On a IBM server that has between 100 and 200 GB RAM, I would urge
management to license VLM ("Very Large Memory") option which allows me to
have 32K blocks and allocate at least half of the memory for SGA. I would
then call Connor McDonald to try getting bad BCHR on that machine.


--
http://mgogala.freehostia.com
From: joel garry on
On Feb 1, 5:19 pm, vsevolod afanassiev <vsevolod.afanass...(a)gmail.com>
wrote:
> Thanks for responding.

You're welcome. Just noticed this:
http://hoopercharles.wordpress.com/2010/01/31/faulty-quotes-5-block-sizes/

>
> Let's say there is no RAC, only standalone instances.
>
> Of course "start from something and then iterate" is the best approach
> available.
> However it is not very practical as:
> 1. Changing SGA_MAX_SIZE requires outage.
> 2. We found that on heavily loaded system dynamic changes of
> DB_CACHE_SIZE don't work very well.
> For example when we tried to resize DB_CACHE_SIZE from 20 GB to 30 GB
> it took almost an hour.
> During this time database experienced heavy waits on 'log file sync' -
> but there were no log switches
> and few transactions. When we tried to reisize back to 20 GB the
> instance crashed.
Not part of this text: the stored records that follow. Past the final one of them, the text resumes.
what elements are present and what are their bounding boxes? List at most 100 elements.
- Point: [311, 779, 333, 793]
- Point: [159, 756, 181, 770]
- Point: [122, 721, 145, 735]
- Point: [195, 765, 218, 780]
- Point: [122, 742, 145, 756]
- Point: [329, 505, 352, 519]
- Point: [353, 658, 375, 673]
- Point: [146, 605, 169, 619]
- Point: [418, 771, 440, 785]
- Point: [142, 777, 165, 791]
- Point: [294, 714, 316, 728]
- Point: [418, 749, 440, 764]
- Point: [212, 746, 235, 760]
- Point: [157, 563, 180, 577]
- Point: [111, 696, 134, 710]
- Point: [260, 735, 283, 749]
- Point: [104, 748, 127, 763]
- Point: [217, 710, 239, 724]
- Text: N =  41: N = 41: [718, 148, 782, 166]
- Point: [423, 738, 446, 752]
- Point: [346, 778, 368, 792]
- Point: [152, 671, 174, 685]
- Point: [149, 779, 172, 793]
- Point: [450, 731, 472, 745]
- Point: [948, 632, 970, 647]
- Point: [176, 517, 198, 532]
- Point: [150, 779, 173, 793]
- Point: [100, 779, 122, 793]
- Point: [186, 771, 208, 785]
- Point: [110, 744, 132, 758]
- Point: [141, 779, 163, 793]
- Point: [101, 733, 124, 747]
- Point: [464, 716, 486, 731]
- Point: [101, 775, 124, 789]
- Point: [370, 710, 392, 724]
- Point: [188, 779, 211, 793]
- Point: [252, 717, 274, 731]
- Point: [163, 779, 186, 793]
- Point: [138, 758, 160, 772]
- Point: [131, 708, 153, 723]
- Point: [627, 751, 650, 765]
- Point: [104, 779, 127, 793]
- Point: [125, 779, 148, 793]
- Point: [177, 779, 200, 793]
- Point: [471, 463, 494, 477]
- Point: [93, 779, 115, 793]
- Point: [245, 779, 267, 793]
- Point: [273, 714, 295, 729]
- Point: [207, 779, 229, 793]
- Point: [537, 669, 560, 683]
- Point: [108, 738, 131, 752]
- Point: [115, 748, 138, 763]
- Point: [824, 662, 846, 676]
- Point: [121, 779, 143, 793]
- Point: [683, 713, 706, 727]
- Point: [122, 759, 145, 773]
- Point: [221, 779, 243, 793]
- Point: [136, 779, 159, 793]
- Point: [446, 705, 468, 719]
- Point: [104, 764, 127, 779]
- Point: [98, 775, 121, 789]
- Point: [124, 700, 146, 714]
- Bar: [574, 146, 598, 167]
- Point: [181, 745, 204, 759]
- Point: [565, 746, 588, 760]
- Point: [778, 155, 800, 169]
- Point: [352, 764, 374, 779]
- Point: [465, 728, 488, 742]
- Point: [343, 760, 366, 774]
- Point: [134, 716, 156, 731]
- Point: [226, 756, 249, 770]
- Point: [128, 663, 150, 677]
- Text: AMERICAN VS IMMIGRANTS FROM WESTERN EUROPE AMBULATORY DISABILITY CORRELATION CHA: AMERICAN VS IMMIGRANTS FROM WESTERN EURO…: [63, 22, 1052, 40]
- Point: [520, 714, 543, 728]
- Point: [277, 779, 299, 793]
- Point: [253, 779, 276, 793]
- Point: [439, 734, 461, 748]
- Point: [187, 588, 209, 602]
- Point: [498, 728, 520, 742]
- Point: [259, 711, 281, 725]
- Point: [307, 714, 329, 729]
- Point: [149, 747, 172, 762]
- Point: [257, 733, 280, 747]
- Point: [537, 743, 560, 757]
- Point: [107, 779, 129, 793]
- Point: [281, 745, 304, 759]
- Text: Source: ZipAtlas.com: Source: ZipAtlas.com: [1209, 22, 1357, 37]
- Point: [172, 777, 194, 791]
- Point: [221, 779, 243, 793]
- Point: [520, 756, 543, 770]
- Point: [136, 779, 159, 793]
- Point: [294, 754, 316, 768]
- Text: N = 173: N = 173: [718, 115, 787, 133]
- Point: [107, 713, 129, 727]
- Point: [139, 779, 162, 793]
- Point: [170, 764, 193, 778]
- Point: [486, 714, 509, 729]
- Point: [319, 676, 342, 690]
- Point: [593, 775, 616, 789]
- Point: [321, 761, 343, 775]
This was 9.2.0.8.
> 3. We would rather avoid significant changes (e.g. increasing
> DB_CACHE_SIZE from 20 GB to 40 GB),
> this means that we need to go in small steps (20, 24, 28, 32, etc).
> But this is time-consuming.
> Many systems are on weekly/monthly cycle (i.e. certain batch job run
> once per month),
> so we'll have to wait one month to see the results. By that time the
> data may change.

Thanks for the real data points. Practicality usually wins.

jg
--
@home.com is bogus.
http://www.cleveland.com/living/index.ssf/2010/02/bill_watterson_creator_of_belo.html
From: vsevolod afanassiev on
Linux is a bit different as there is no direct I/O (as far as I know),
unless you use raw devices or ASM.
So memory that doesn't get allocated to SGA will be used for
filesystem buffer cache.

You have 17 GB SGA, and db_cache_size = 8.5 GB. This leaves 8.5 GB for
shared pool,
large pool, and Java pool. Seems too much? Is ASMM enabled? I think 1
GB should be enough for shared pool in most cases.